Syntax and Semantics
The type t ? describes such pointers
to objects of type t. Such types may be assigned
NULL. They may be annotated with a region, which (as with other
pointer types) is the region into which the pointer points. Omitted
region annotations are filled in by the compiler. Clearly,
explicit bounds information makes no sense for these types. If
e has type t ?, then
e.size has type int and is the number of objects pointed
to by type t. (Actually, e.size is allowed for any
pointer type, but for other pointers it is evaluated at compile-time.)
The meaning of operations on t ? objects is best explained in
terms of the implementation.
Implementation
Unlike with types like t*{37}
,
the implementation stores bounds information with objects of type
t ?. Currently, a t ? object occupies three machine
words. Conceptually, the object maintains the starting address of the
collection of objects pointed to, the length of the collection, and
the current value of the pointer used for accessing memory. Pointer
arithmetic may cause the access pointer to be out-of-bounds; no error
occurs at this point. On the other hand, a subscript operation
e1[e2] where e1 has type t? checks that the
access-pointer of e1 plus e2 is within bounds of
e1. Both e1 and e2 are evaluated once. If the
bound is violated the exception Null_Exception is thrown.
When an object of type t? is assigned to, it gets the bounds
information from the ``right-hand side'' of the assignment. So
x=y copies all of y's fields to the fields of x.
Similarly x = y + 17, copies y's fields and then adds 17
to x's access pointer. Finally, x++ just increments
x's access pointer. As in C, pointer arithmetic is limited to
addition of constants and subtraction. The result of pointer
subtraction has type unsigned int, so there is no bounds
information.
Even though, t ? types are implemented as multi-word values,
comparison operations (e.g., ==) are defined on them---the
comparison is performed on the access pointers.
Conversions to/from t ? `r types from/to t*{n}`r
and
t@{n}`r
types exist. Converting to a t? type just uses
the t* or t@'s static type information to initialize the
bounds information. The cast may be implicit; no warning is given.

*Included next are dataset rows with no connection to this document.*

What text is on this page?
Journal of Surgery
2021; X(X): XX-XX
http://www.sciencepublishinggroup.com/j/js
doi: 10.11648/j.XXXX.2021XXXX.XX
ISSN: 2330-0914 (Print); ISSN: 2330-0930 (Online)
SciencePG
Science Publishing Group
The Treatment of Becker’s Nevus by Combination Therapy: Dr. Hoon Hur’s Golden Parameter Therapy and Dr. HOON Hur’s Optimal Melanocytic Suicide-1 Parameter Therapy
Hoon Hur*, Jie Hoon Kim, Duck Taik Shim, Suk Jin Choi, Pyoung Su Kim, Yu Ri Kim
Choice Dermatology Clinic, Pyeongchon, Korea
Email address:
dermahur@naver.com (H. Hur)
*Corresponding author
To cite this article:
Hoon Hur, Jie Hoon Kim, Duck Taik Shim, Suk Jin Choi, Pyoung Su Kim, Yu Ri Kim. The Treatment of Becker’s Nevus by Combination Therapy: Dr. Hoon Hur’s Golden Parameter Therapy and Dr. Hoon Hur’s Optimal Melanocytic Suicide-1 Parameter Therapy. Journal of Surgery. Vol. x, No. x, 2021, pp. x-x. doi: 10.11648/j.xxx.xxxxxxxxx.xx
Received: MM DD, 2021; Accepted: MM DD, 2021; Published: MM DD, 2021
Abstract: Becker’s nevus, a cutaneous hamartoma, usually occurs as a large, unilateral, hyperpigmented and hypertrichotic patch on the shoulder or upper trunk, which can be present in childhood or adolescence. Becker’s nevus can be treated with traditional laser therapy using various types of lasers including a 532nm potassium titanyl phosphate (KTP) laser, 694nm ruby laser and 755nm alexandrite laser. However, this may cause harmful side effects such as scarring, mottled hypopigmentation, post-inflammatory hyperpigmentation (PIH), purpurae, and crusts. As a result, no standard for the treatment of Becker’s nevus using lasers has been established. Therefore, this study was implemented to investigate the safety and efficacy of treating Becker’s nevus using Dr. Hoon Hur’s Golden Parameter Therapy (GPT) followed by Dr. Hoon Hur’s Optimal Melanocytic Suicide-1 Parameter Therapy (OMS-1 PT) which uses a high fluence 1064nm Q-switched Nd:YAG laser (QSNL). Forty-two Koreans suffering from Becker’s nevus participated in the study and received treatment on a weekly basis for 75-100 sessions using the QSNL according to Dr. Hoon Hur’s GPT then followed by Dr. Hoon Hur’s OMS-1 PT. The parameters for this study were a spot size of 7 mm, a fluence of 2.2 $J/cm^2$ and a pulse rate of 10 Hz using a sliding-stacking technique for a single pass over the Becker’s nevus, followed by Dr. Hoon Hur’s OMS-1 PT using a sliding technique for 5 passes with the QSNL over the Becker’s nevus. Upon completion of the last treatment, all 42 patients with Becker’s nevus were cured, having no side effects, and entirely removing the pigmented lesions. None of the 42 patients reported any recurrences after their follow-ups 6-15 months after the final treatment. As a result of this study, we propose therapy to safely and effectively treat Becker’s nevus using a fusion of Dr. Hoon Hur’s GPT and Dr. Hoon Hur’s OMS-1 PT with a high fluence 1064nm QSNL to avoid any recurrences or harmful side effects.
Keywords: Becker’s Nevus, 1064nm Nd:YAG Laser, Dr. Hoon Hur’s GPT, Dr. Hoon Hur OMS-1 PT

Converting to a t* or t@ type incurs a run-time check
that the access pointer has a value such that the target type's bounds
information is sound. If so, the access pointer is returned, else the
exception Null_Exception is thrown. Implicit casts of this form
cause the compiler to give a warning.
Future
We may add a ``cannot be NULL'' version of these types
for sake of completeness. More significantly, we intend to allow
user-defined types to have certain fields describe the bounds
information for other fields, rather than relying on types built into
the language.
A pointer type has one of the following forms, where t is a
type and n is a constant unsigned expression:
-
t *{n}`r
, a possibly NULL pointer to n
elements of type t in region `r
-
t @{n}`r
, a non-NULL pointer to n elements
of type t in region `r
- t ? `r, a pointer to an unknown number of elements of type
t in region `r. Implemented as a multi-word object.
If {n}
is omitted, it is {1}
. If the region is omitted,
the compiler inserts one. The region inserted depends on where the
type is written.
The easiest way to port code is to replace uses of t * with
t ?. Of course, this technique does not address region
annotations. Functions that can take only heap pointers (because the
pointers escape into data structures, for example) will need to add
`H annotations for the relevant parameters.
Of course, using t? delays errors until run-time and is less
efficient. Using t@ is the most efficient and
guarantees that Null_Exception will not be thrown.
Currently, code performing pointer arithmetic must use t?.